Some of the damage has been to the reputation they value. When the federal government announced what was originally called a “bank bailout”, community bankers had to scramble to explain to their customers that most of the entities in trouble were not commercial banks, but large investment banks on Wall Street.  Perhaps Lehman Brothers might still be in business had they been willing to make loans to “Joe the Plumber”.  Community bankers saw their image tarnished as politicians and the media used the words “bank” and “bank failure” to describe what was happening to nonbanks.

The Treasury’s Capital Purchase Program (CPP), intended to increase lending, does little to help the vast majority of community banks that remain well capitalized and have money to lend. More than a few community bankers have expressed frustration that the capital infusion program is essentially a “subsidy” for reckless (mostly larger) competitors who would not need assistance had they managed their institutions properly in the first place.

The Treasury has sought to overcome community bankers’ resistance to the CPP by urging all healthy banks of every size to participate, even if they don’t issue preferred shares or need capital -and more recently, even if they are non exchange-traded public companies or are privately held.

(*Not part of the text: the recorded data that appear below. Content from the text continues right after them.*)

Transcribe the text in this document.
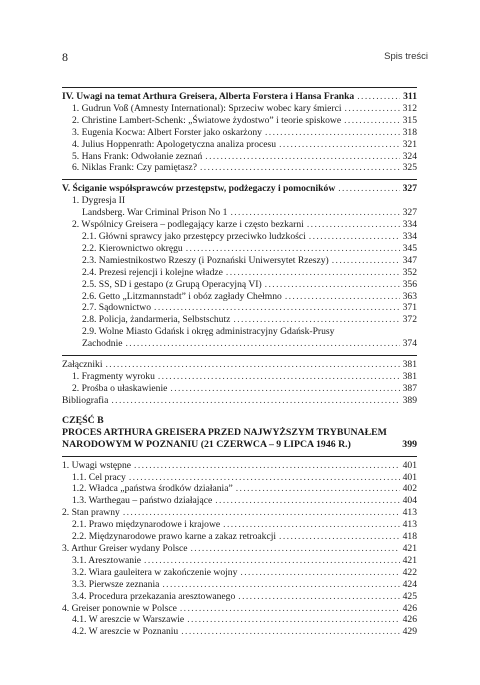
8	Spis treści
IV. Uwagi na temat Arthura Greisera, Alberta Forstera i Hansa Franka . . .	311
1. Gudrun Voß (Amnesty International): Sprzeciw wobec kary śmierci . . .	312
2. Christine Lambert-Schenk: „Światowe żydostwo” i teorie spiskowe . . .	315
3. Eugenia Kocwa: Albert Forster jako oskarżony . . .	318
4. Julius Hoppenrath: Apologetyczna analiza procesu . . .	321
5. Hans Frank: Odwołanie zeznań . . .	324
6. Niklas Frank: Czy pamiętasz? . . .	325
V. Ściganie współsprawców przestępstw, podżegaczy i pomocników . . .	327
1. Dygresja II
Landsberg. War Criminal Prison No 1 . . .	327
2. Wspólnicy Greisera – podlegający karze i często bezkarni . . .	334
2.1. Główni sprawcy jako przestępcy przeciwko ludzkości . . .	334
2.2. Kierownictwo okręgu . . .	345
2.3. Namiestnikostwo Rzeszy (i Poznański Uniwersytet Rzeszy) . . .	347
2.4. Prezesi rejencji i kolejne władze . . .	352
2.5. SS, SD i gestapo (z Grupą Operacyjną VI) . . .	356
2.6. Getto „Litzmannstadt” i obóz zagłady Chełmno . . .	363
2.7. Sądownictwo . . .	371
2.8. Policja, żandarmeria, Selbstschutz . . .	372
2.9. Wolne Miasto Gdańsk i okręg administracyjny Gdańsk-Prusy
Zachodnie . . .	374
Załączniki . . .	381
1. Fragmenty wyroku . . .	381
2. Prośba o ułaskawienie . . .	387
Bibliografia . . .	389
CZĘŚĆ B
PROCES ARTHURA GREISERA PRZED NAJWYŻSZYM TRYBUNAŁEM
NARODOWYM W POZNANIU (21 CZERWCA – 9 LIPCA 1946 R.)	399
1. Uwagi wstępne . . .	401
1.1. Cel pracy . . .	401
1.2. Władca „państwa środków działania” . . .	402
1.3. Warthegau – państwo działające . . .	404
2. Stan prawny . . .	413
2.1. Prawo międzynarodowe i krajowe . . .	413
2.2. Międzynarodowe prawo karne a zakaz retroakcji . . .	418
3. Arthur Greiser wydany Polsce . . .	421
3.1. Aresztowanie . . .	421
3.2. Wiara gauleitera w zakończenie wojny . . .	422
3.3. Pierwsze zeznania . . .	424
3.4. Procedura przekazania aresztowanego . . .	425
4. Greiser ponownie w Polsce . . .	426
4.1. W areszcie w Warszawie . . .	426
4.2. W areszcie w Poznaniu . . .	429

This pressure has triggered anxiety for community bankers as they wrestle with whether or not to sign up for the program. If they do, their customers could misperceive them as weak and in need of a government handout. Moreover, they will be subject to all manner of government restrictions that could discourage private investment.

The fallout from the missteps of a few large financial players could result in heavy-handed regulation that drives up costs, increases the number of incomprehensible disclosures and pushes community banks out of the market. Community banks should not be forced to atone for the sins of others. Let’s design regulatory reforms with an eye toward making community banks more competitive and better able to support small business.

Any federal solution cannot be a hasty one-size-fits-all regulatory “fix” that may have a further negative effect on community banks. Community bankers deserve a seat at the table as decisions about the ongoing financial crisis are being made and as Congress begins the work of reforming our financial regulatory system. Bankers have an intimate knowledge of the needs of small businesses whose continued access to funding is critical to economic recovery. Community banks and their common-sense approach to management hold important lessons for all financial service organizations.

Most of all, our leaders should be reminded of the essential role of the U.S. community banking system in a strong and well functioning economy. Our country’s economic recovery and the preservation of the American dream depend on it.